There are different types of radiotherapy.
• Photon radiotherapy: X-rays are most commonly used, often using a special technique known as IMRT (intensity modulated radiotherapy). This enables very accurate sculpting of the dose around the tumour while minimising the dose to the surrounding organs. This type of radiotherapy is available for children in Dublin at St. Luke’s Hospital in Rathgar.
• Proton beam therapy: This radiotherapy uses protons instead of x-rays to treat tumours. It does not improve the chance of cure, but it might reduce the risk of long-term side effects. It is not yet available Ireland, but the HSE funds proton therapy for certain types of tumour that are most likely to benefit from this option. This often takes place in Essen, Germany.

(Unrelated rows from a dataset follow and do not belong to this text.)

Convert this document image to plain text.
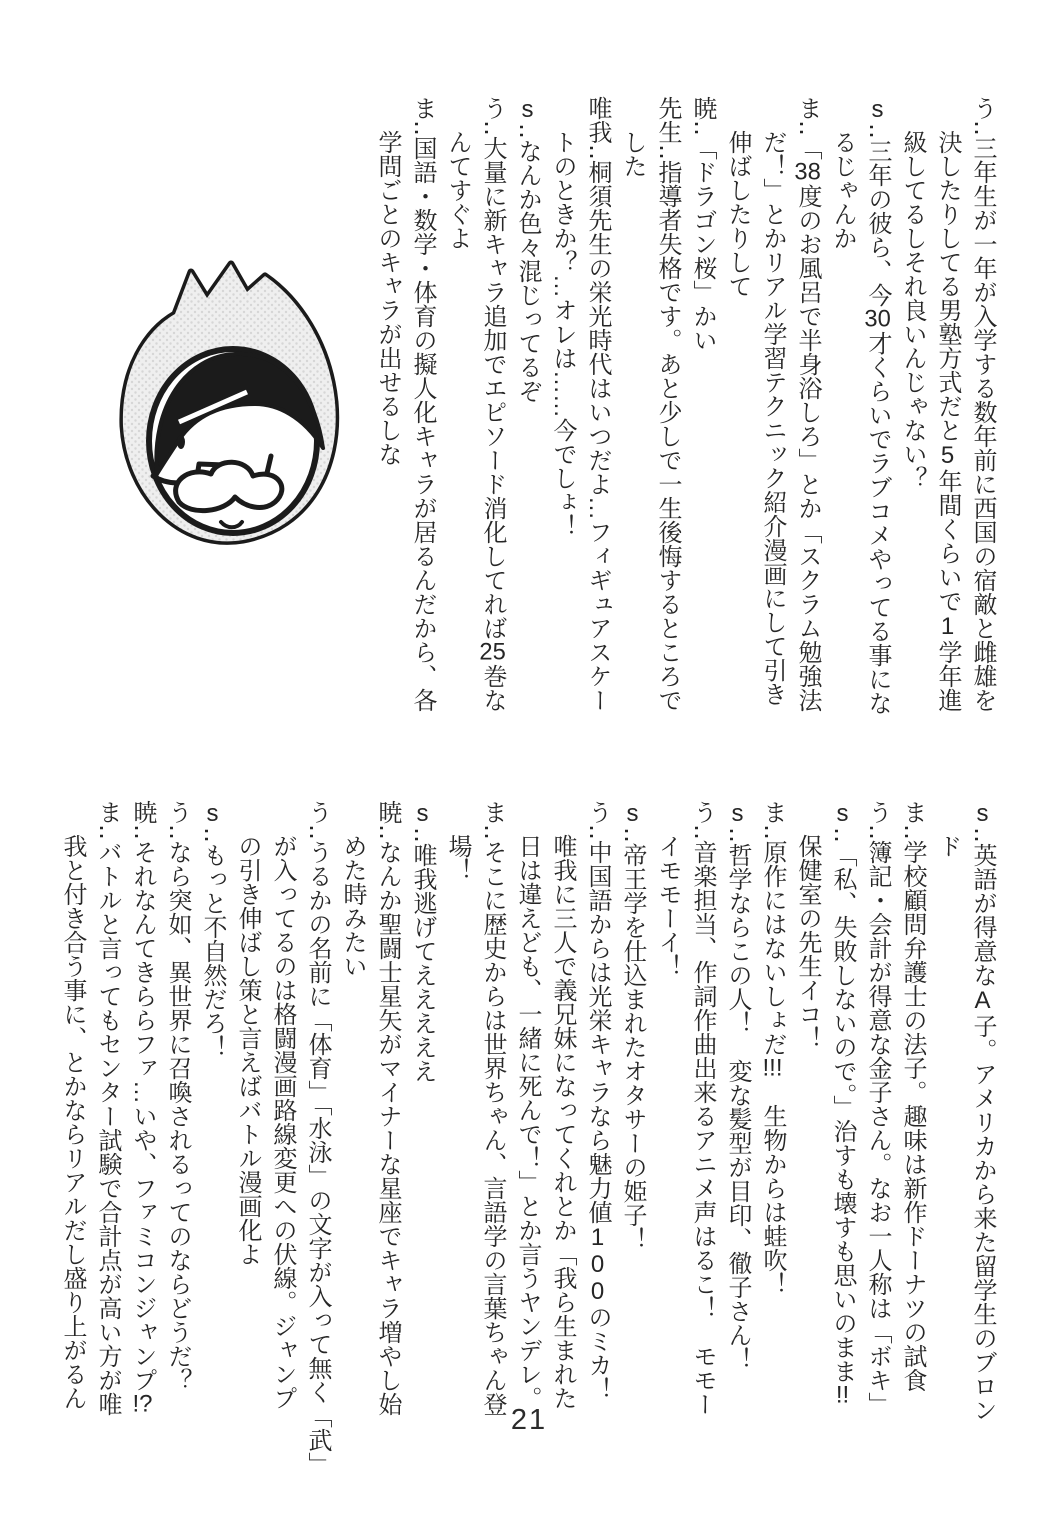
う‥三年生が一年が入学する数年前に西国の宿敵と雌雄を
決したりしてる男塾方式だと5年間くらいで1学年進
級してるしそれ良いんじゃない？
s‥三年の彼ら、今30才くらいでラブコメやってる事にな
るじゃんか
ま‥「38度のお風呂で半身浴しろ」とか「スクラム勉強法
だ！」とかリアル学習テクニック紹介漫画にして引き
伸ばしたりして
暁‥「ドラゴン桜」かい
先生‥指導者失格です。あと少しで一生後悔するところで
した
唯我‥桐須先生の栄光時代はいつだよ…フィギュアスケー
トのときか？…オレは……今でしょ！
s‥なんか色々混じってるぞ
う‥大量に新キャラ追加でエピソード消化してれば25巻な
んてすぐよ
ま‥国語・数学・体育の擬人化キャラが居るんだから、各
学問ごとのキャラが出せるしな
s‥英語が得意なA子。アメリカから来た留学生のブロン
ド
ま‥学校顧問弁護士の法子。趣味は新作ドーナツの試食
う‥簿記・会計が得意な金子さん。なお一人称は「ボキ」
s‥「私、失敗しないので。」治すも壊すも思いのまま!!
保健室の先生イコ！
ま‥原作にはないしょだ!!!　生物からは蛙吹！
s‥哲学ならこの人！　変な髪型が目印、徹子さん！
う‥音楽担当、作詞作曲出来るアニメ声はるこ！　モモー
イモモーイ！
s‥帝王学を仕込まれたオタサーの姫子！
う‥中国語からは光栄キャラなら魅力値100のミカ！
唯我に三人で義兄妹になってくれとか「我ら生まれた
日は違えども、一緒に死んで！」とか言うヤンデレ。
ま‥そこに歴史からは世界ちゃん、言語学の言葉ちゃん登
場！
s‥唯我逃げてえええええ
暁‥なんか聖闘士星矢がマイナーな星座でキャラ増やし始
めた時みたい
う‥うるかの名前に「体育」「水泳」の文字が入って無く「武」
が入ってるのは格闘漫画路線変更への伏線。ジャンプ
の引き伸ばし策と言えばバトル漫画化よ
s‥もっと不自然だろ！
う‥なら突如、異世界に召喚されるってのならどうだ？
暁‥それなんてきららファ…いや、ファミコンジャンプ!?
ま‥バトルと言ってもセンター試験で合計点が高い方が唯
我と付き合う事に、とかならリアルだし盛り上がるん
21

Your medical team will consider all aspects of care when selecting the best type of radiotherapy for your child – in particular, the risks of travelling and the risks of any potential delays in radiotherapy. Your medical team will discuss all of this with you in detail.
In the last decade, scientific research has led to new discoveries relating to paediatric neuro-oncology. Tumours that were thought were single entities (based on what they look like under the microscope) have turned out to be a complex family of related tumours, which often differ in the factor that is “driving” them to grow. This has allowed doctors to learn more about the likely behaviour of a tumour type e.g. different molecular subtypes of medulloblastoma. In some instances, these discoveries have lead doctors to alter treatment plans for children, however this is usually in the context of a clinical trial, and are not front-line therapies at present. These targeted agents are sometimes available if your child’s tumour comes back (relapses) after standard treatment has been given. New information is becoming available all the time, and your medical team will be happy to discuss any potential role for targeted agents for your child’s tumour.
This information is for you, the parent or guardian; to provide you with information about the brain and spinal cord, the types of tumours that occur in this area, the different ways that these tumours are treated and how to explain brain tumours to children.